Infertility may be caused at times by a hypercoagulable state which may be due to immune activation of the coagulation system. In baseline studies of women who have two or more documented miscarriages, there is strong evidence supporting this position. Immune activation can be seen in the cascade by increased thrombin generation as measured by increased ( ) F1+2 and T/ATs and or Soluble Fibrin Monomer (SFM). Platelet activation, as measured by an Platelet Activity Score (PA Sc) using aggregometry &/or flow cytometry markers for platelet activation, demonstrates immune activation of these cells. In many women with immune activation, both pathways are increased. This condition has been termed the HOPI Syndrome (Hypercoagulability Of Pregnancy & Infertility). This syndrome consists of increased Fibrinogen, SFM, PA Score, and Clotting Kinetics (Sonoclot). When these women become pregnant, this hypercoagulability increases. Heparin or LMW Heparin (and aspirin when platelets are activated) can be used to decrease the hypercoagulable state to a more ‘normal' state (decreasing the SFM level to prevent fibrin deposition) and result in a normal pregnancy outcome. One of the goals of our study is to examine the capability of the quantitative Berichrom FM assay versus the semi-quantitative Diagnostica Stago F.S. test to monitor the physiological efficacy of low levels of heparin for these women with previous fetal loss and documented immune activation of the coagulation system.

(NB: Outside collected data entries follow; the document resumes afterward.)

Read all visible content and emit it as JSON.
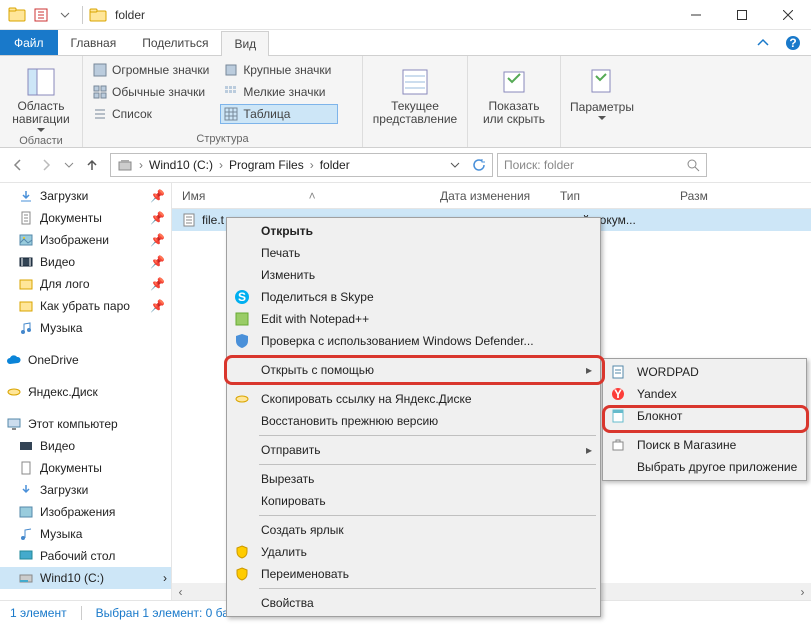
{
  "window": {
    "title": "folder"
  },
  "ribbon_tabs": {
    "file": "Файл",
    "home": "Главная",
    "share": "Поделиться",
    "view": "Вид"
  },
  "ribbon": {
    "nav_pane": "Область\nнавигации",
    "group_panes": "Области",
    "layouts": {
      "huge": "Огромные значки",
      "large": "Крупные значки",
      "normal": "Обычные значки",
      "small": "Мелкие значки",
      "list": "Список",
      "table": "Таблица"
    },
    "group_layout": "Структура",
    "current_view": "Текущее\nпредставление",
    "show_hide": "Показать\nили скрыть",
    "options": "Параметры"
  },
  "breadcrumbs": [
    "Wind10 (C:)",
    "Program Files",
    "folder"
  ],
  "search": {
    "placeholder": "Поиск: folder"
  },
  "columns": {
    "name": "Имя",
    "date": "Дата изменения",
    "type": "Тип",
    "size": "Разм"
  },
  "file": {
    "name": "file.t",
    "type_trunc": "ый докум..."
  },
  "sidebar": {
    "quick": [
      "Загрузки",
      "Документы",
      "Изображени",
      "Видео",
      "Для лого",
      "Как убрать паро",
      "Музыка"
    ],
    "onedrive": "OneDrive",
    "yadisk": "Яндекс.Диск",
    "thispc": "Этот компьютер",
    "thispc_items": [
      "Видео",
      "Документы",
      "Загрузки",
      "Изображения",
      "Музыка",
      "Рабочий стол"
    ],
    "drive": "Wind10 (C:)"
  },
  "ctx1": {
    "open": "Открыть",
    "print": "Печать",
    "edit": "Изменить",
    "skype": "Поделиться в Skype",
    "npp": "Edit with Notepad++",
    "defender": "Проверка с использованием Windows Defender...",
    "openwith": "Открыть с помощью",
    "yalink": "Скопировать ссылку на Яндекс.Диске",
    "restore": "Восстановить прежнюю версию",
    "sendto": "Отправить",
    "cut": "Вырезать",
    "copy": "Копировать",
    "shortcut": "Создать ярлык",
    "delete": "Удалить",
    "rename": "Переименовать",
    "props": "Свойства"
  },
  "ctx2": {
    "wordpad": "WORDPAD",
    "yandex": "Yandex",
    "notepad": "Блокнот",
    "store": "Поиск в Магазине",
    "choose": "Выбрать другое приложение"
  },
  "status": {
    "count": "1 элемент",
    "selected": "Выбран 1 элемент: 0 ба"
  }
}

Our data suggests the need for a quantitative method for monitoring low level heparin therapy. The quantitative Berichrom FM method gave answers that related to the decreases in SFM as heparin doses were increased. The semi-quantitative method of fibrin monomer measurement did not give adequate information for regulating heparin doses based on a Negative-3+Positive reporting system. It may be that the two systems use different antibody recognition sites which accounts for the lack of correlation with heparin dosing when using the Diagnostica Stago assay system. The use of F1+2 and T/ATs correlates with the SFM method as proof of increased thrombin generation, but does not quantitate the effectiveness of heparin therapy on SFM generation and fibrin deposition. The SFM method adds value to heparin monitoring even when the aPTT test results remain in the normal range.
1BLOOD: 90 (10) Nov 15, 1997, p 111b.